Revenues at Veovo grew by 24% over the prior period to $19.2m. This was driven by customer wins last year in the UK and the Middle East and from upgrades in APAC. Growth includes both higher recurring revenues, (up 14% over H1 24) alongside more project work (non-recurring revenues were 34% higher than H1 24). Our non-recurring revenues included $3.6m ($3.8m in H1 24) of revenue from sales of hardware sourced from our supplier network.

EBITDA at $13m was 5.1% higher than H1 24. We are investing more into our Product (all expensed) including landing our first deployment of g2.0 in Genesis Energy. We have also increased investment into sales to support the high levels of activity we are seeing in our current pipeline.
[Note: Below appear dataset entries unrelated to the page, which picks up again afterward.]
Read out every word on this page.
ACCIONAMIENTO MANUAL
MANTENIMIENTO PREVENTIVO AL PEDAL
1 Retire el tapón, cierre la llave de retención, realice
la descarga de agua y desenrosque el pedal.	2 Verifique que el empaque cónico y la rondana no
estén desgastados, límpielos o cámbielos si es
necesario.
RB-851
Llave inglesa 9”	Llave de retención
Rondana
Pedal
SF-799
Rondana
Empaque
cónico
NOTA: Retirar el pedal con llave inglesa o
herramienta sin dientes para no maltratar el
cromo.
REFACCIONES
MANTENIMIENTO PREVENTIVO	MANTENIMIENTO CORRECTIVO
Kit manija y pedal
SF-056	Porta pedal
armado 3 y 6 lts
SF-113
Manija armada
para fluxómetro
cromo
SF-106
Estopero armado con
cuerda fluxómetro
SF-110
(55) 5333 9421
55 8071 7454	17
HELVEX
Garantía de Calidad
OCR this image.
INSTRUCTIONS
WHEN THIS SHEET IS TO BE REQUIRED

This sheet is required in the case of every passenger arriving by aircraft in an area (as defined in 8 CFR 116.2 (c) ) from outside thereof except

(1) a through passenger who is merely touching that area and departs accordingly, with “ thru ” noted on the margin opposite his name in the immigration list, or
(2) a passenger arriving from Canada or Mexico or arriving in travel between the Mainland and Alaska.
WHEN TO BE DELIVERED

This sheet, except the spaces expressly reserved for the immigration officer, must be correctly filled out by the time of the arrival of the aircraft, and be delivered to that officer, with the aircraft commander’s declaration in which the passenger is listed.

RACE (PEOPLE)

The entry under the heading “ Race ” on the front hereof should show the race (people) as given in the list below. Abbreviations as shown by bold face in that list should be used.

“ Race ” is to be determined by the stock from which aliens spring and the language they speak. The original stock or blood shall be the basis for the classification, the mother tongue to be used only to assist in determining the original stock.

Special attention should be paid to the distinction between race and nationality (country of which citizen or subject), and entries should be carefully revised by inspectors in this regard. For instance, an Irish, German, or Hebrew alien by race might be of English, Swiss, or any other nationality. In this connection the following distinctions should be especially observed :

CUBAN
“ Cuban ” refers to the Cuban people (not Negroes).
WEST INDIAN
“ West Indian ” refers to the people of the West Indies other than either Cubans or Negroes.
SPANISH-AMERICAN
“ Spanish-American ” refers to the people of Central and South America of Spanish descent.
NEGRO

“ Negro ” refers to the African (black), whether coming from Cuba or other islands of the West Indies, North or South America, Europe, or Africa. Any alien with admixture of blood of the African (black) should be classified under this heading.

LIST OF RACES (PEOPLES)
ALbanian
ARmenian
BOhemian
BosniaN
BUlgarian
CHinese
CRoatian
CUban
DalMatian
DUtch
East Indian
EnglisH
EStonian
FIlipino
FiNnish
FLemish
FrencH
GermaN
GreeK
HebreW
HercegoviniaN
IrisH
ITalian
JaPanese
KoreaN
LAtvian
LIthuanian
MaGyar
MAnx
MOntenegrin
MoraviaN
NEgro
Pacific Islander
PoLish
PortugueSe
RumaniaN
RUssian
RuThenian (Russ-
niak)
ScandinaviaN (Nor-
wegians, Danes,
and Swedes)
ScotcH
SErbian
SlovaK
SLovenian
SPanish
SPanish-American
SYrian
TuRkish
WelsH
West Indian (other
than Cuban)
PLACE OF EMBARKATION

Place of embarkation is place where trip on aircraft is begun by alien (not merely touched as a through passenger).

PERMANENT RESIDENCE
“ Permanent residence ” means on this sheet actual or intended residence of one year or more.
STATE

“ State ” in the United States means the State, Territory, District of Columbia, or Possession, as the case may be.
Our NPAT of $7.2m is an increase of 34.7% over the prior period ($5.3m in H1 24). This increase in profits includes a $1.1m loss being our share (10%) of the losses of Amber Energy (we account for our investment in Amber as an associate company in our financial statements). Also excluded from EBITDA but within our NPAT, when we consolidate intercompany balances we benefit from $2.1m of foreign exchange gains arising from the appreciation of some of the currencies, principally Sterling, used by subsidiary companies, within the Group.

The Group’s tax charge fell by 33.7% against the prior period to $1.9m in spite of the 10.4% increase in profit before tax to $9.1m. Our effective income tax rate of 21.3% is lower than the statutory rates of our main operating companies and far lower than the 35.5% effective rate booked in the prior year. This low tax charge mainly reflects the tax relief received from the vesting of share-based payments in the half year.